Talos reached for his briefcase, and for one tiny moment she thought she had won and that he would leave. Except then he placed it on the table and opened it.
‘I have tried appealing to your better nature. I have tried appealing to your greed. I have given you numerous chances to accept the easy way...’ He removed a sheaf of papers and held them up for her to see. ‘These are the deeds to the Théâtre de la Musique. You are welcome to read through them. You will see they confirm me as the new owner.’
Stunned into silence, all Amalie could do was shake her head.
‘Would you like to read them?’
She continued shaking her head, staring from the documents in his hand to his unsmiling face.
‘How is it possible?’ she whispered, trying to comprehend what this could mean—for her, for the orchestra...
‘I put my offer in on Saturday evening. The purchase was completed an hour ago.’
‘But how is this possible?’ she repeated. ‘This is France. The home of bureaucracy and red tape.’
‘Money and power talk.’
He placed the deeds back in his briefcase and leaned forward, bringing his face to within inches of hers.
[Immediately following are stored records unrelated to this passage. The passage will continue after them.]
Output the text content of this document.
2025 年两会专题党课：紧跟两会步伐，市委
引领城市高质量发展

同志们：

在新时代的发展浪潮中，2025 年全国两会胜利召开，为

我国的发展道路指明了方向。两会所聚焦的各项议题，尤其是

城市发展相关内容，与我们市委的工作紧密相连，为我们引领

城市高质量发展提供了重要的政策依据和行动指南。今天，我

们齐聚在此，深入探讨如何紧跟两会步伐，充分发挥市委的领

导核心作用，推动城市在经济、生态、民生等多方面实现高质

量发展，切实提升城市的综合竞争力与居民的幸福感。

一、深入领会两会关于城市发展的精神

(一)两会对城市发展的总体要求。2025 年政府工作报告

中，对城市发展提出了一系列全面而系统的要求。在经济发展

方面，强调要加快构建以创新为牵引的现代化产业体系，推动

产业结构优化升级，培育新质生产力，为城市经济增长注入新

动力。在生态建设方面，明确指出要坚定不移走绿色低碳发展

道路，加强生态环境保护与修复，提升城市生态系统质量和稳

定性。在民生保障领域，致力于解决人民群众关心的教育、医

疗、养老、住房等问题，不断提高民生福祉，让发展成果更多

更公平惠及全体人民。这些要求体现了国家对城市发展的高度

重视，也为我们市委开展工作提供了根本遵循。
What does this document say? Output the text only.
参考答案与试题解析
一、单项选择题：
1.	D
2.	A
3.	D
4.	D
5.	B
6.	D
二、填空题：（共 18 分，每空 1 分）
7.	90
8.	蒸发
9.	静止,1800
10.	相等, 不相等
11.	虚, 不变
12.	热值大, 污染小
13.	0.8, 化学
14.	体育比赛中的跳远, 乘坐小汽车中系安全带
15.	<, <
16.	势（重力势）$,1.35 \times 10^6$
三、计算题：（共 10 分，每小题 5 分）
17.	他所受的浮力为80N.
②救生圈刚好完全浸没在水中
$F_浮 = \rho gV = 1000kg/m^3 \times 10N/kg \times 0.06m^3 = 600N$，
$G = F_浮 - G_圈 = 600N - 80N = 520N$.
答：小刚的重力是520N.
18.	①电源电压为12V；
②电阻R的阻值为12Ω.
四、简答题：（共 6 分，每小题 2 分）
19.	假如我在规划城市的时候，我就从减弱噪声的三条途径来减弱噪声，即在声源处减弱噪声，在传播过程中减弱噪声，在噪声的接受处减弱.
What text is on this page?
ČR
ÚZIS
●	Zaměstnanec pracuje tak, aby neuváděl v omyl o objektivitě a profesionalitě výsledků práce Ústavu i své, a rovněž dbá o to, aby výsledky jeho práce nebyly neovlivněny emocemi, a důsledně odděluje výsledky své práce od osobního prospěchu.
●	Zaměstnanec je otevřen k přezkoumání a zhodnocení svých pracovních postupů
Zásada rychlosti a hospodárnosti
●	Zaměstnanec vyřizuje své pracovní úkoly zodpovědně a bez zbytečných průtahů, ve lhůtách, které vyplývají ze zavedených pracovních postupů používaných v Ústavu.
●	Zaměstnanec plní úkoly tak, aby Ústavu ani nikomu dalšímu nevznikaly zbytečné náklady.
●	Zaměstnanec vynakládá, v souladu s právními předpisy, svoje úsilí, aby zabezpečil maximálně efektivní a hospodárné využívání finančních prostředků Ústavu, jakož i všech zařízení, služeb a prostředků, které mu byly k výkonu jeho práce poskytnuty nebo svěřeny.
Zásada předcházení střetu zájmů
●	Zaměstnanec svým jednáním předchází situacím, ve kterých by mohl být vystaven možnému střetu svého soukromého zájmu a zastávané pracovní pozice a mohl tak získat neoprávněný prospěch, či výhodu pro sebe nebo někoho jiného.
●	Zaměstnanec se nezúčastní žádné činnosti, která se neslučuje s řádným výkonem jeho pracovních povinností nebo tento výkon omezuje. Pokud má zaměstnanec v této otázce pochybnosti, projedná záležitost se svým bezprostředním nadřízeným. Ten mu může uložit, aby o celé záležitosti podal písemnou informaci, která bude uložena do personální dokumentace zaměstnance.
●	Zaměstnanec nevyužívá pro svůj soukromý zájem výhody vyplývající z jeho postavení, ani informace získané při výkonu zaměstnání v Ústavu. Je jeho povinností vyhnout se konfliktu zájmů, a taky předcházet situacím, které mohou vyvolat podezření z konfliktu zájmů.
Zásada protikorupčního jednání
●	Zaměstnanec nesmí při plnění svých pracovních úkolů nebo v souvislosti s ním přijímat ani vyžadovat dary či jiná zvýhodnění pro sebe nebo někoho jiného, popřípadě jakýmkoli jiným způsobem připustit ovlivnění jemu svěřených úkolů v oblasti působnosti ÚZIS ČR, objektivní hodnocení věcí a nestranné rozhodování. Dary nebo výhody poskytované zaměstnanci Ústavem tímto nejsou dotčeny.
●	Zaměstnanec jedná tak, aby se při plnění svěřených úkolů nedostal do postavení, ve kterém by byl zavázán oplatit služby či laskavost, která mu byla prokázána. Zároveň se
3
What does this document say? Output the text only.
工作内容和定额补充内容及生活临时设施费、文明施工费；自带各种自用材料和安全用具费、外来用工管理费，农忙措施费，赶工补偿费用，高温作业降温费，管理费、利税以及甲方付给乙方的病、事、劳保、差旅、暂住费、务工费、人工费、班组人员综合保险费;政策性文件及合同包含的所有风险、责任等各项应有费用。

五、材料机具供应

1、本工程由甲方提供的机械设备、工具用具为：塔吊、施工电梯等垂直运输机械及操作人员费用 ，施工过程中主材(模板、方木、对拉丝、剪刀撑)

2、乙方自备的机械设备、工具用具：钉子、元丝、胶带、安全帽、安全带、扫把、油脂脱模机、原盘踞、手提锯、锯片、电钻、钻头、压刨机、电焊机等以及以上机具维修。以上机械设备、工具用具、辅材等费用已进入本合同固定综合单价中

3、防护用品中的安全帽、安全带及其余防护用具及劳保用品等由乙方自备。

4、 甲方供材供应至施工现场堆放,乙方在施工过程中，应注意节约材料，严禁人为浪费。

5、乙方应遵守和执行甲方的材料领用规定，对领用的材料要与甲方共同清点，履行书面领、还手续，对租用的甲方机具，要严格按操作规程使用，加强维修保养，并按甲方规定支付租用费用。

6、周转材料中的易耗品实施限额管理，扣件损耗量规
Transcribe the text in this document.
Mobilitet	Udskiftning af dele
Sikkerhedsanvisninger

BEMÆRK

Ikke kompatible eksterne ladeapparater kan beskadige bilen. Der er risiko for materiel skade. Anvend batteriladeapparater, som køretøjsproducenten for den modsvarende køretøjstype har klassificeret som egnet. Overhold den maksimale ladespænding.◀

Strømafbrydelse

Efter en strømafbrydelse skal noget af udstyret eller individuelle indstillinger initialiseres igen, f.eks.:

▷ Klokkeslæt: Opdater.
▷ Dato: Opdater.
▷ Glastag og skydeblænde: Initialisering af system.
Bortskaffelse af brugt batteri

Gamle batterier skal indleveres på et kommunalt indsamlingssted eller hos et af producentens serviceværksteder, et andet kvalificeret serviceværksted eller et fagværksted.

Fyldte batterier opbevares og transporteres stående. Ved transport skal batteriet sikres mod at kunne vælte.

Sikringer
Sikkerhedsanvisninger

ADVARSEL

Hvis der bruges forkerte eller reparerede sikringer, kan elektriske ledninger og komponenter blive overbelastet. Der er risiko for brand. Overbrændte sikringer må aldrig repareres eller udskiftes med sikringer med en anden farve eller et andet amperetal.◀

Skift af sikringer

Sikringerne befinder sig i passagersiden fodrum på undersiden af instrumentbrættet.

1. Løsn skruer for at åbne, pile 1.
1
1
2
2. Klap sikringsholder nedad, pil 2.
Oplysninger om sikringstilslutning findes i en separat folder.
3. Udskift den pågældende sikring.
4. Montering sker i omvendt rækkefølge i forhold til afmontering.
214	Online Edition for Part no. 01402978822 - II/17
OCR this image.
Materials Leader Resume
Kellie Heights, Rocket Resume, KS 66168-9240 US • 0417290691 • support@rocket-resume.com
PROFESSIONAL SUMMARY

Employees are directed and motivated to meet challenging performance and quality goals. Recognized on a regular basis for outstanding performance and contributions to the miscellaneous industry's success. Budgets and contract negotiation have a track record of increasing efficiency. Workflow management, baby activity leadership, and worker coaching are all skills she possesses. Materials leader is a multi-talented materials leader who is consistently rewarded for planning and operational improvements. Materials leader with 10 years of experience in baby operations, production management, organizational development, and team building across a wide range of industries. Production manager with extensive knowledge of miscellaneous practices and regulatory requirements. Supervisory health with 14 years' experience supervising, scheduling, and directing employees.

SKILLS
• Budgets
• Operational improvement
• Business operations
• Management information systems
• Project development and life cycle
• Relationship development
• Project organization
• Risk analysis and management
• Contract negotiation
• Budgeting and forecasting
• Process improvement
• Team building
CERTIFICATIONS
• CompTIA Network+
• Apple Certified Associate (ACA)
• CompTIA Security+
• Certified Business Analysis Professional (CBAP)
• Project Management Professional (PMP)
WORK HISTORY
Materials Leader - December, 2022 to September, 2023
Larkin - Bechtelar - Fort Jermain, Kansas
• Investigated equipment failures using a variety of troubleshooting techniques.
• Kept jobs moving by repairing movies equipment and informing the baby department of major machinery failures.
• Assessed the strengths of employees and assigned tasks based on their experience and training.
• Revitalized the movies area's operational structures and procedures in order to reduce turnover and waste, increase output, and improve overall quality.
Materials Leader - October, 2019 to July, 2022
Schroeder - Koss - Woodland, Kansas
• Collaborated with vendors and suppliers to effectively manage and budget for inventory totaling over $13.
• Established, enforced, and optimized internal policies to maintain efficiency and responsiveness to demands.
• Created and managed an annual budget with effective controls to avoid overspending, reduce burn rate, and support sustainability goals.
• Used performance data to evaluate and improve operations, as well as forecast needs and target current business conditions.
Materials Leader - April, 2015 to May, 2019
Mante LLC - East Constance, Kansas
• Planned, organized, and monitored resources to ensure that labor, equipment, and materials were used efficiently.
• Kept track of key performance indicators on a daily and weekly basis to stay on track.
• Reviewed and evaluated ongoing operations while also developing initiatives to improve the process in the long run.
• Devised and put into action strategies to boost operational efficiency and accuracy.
Any closer and she’d be able to feel his breath on her face. ‘I a
m a prince. I have money—a lot of it—and I have power. A lot of it. You would be wise to remember that.’
Then he leant back in his chair and drank his coffee, all the while his laser eyes burned into her.
She squeezed her mug, suddenly terrified to lose her grip on it. The implications were forming an orderly queue in her brain.
‘Now I am the owner of the theatre I am wondering what I will do with the building and the orchestra it houses. You see, the previous owner was so struck with greed at the amount I offered he made no stipulations for the sale...’ He drained the last of his coffee and pushed his mug away so it rested against hers. ‘Take the solo, despinis, and I will throw so much money at the theatre the crowds will come flocking back and your orchestra will be the toast of Paris. Refuse and I will turn it into a hotel.’
The jostling in her brain stopped. The implications came loud and clear, with clanging bells and ringing sirens.
‘You’re blackmailing me,’ she said starkly. ‘You’re actually trying to blackmail me.’
He shrugged indifferently and pushed his chair back. ‘Call it what you will.’
‘I call it blackmail. And blackmail is illegal.’
‘Tell it to the police.’ He displayed his white teeth. ‘However, before you call them I should advise you that I have diplomatic immunity.’
‘That is low.’
‘I can and will go even lower. You see, little songbird, I have the power to ensure you never play the violin professionally again. I can blacken your name, and the names of all those you play with, so that no orchestra—not even a provincial amateur one—would touch you.’
The bubbling cauldron moved from her belly to her head, her brain feeling as if it were boiling with poison. Never had she felt such hate towards another human.
‘Get out of my house.’
‘Worry not, little songbird, I am ready to leave now.’ He looked at his watch. ‘I will return in six hours. You can give me your considered answer then.’